Les drills, en éliminant la variabilité et la décision, créent des compétences qui ne fonctionnent que dans… des drills.
Combien de « joueurs d’entrainement » disparaissent en match ? Combien de soit-disant « joueurs techniques » paniquent et se débarrassent du palet sous pression ? Combien brillent dans les parcours d’habiletés et ne savent pas gagner un duel ? Et combien se réfugient finalement dans leur garage pour faire des vidéos de jongle sur Youtube, comme des athlètes de cirque ?
Le hockey représente bien plus que ça.
Or les jeux, eux, créent des athlètes capables d’adapter leurs solutions.
C’est le cœur de l’Ecological Dynamics : les compétences émergent de l’interaction entre l’athlète, la tâche et l’environnement, pas d’une technique programmée et répétée dans le vide.
Pourquoi toujours caricaturer ?
Ce sont quasiment toujours les mêmes arguments qui reviennent sans cesse :
- “Il faut apprendre la technique d’abord.”
Faux : la technique émerge des contraintes. Les recherches montrent que les joueurs formés à travers les jeux développent des mouvements plus adaptatifs, plus efficaces donc. - “Trop chaotique, pas assez de répétitions.”

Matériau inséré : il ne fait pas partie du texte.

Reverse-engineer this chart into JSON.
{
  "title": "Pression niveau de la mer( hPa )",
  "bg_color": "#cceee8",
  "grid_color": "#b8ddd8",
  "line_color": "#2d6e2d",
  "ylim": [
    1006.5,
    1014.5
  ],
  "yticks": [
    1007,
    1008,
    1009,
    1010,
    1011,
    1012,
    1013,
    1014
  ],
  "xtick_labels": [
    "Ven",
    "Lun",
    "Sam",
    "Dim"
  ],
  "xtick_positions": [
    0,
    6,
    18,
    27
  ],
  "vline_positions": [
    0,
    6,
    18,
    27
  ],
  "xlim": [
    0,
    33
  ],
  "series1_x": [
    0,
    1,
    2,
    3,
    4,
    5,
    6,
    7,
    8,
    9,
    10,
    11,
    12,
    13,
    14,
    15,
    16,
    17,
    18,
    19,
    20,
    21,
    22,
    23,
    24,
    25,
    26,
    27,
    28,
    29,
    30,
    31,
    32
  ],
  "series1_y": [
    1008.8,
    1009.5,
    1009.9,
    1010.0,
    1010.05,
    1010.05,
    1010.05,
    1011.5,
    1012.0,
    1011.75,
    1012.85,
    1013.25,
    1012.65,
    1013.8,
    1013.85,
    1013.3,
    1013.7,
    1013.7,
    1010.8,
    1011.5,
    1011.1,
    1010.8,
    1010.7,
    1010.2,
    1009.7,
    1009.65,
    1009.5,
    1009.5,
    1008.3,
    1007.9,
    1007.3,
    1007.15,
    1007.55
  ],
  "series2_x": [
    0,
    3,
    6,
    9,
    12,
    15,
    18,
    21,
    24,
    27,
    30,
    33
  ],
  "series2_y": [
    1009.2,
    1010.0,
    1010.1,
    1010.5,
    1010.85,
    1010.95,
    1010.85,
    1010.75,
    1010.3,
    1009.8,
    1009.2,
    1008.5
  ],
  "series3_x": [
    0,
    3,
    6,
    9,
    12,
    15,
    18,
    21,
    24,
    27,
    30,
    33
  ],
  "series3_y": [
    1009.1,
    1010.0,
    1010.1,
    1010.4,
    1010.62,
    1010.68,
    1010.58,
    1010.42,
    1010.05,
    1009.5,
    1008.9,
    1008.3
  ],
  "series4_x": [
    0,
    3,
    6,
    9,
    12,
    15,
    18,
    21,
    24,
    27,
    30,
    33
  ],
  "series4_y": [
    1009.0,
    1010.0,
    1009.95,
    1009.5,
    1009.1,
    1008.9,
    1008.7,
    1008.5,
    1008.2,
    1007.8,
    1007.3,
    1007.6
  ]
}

Faux : Les jeux donnent moins de répétitions « mécaniques », mais beaucoup plus de répétitions décisionnelles, celles qui comptent. - “Les débutants ont besoin de structure.”
Oui mais : une structure adaptée, pas une absence de contraintes. On crée simplement des jeux plus simples pour eux.
La « gamification » comme la nomment les Américains, ou « apprentissage par le jeu », n’est pas juste un match d’entrainement. Il ne suffit pas de jeter un palet en 3 vs 3 ou 4 vs 4 pour enseigner toute la complexité du hockey (même si ça resterait certainement toujours plus bénéfique qu’une file d’attente pour faire des croisés autour des cercles, décortiqués par un coach aux exigences inassouvissables !).
Non, un jeu fonctionne grâce à :
- Des objectifs clairs mais des chemins incertains
- Un feedback (questionnement ?) immédiat
- Une montée en difficulté progressive
- Des choix qui comptent
- Un échec sans conséquences graves (= autorisé et même encouragé donc !)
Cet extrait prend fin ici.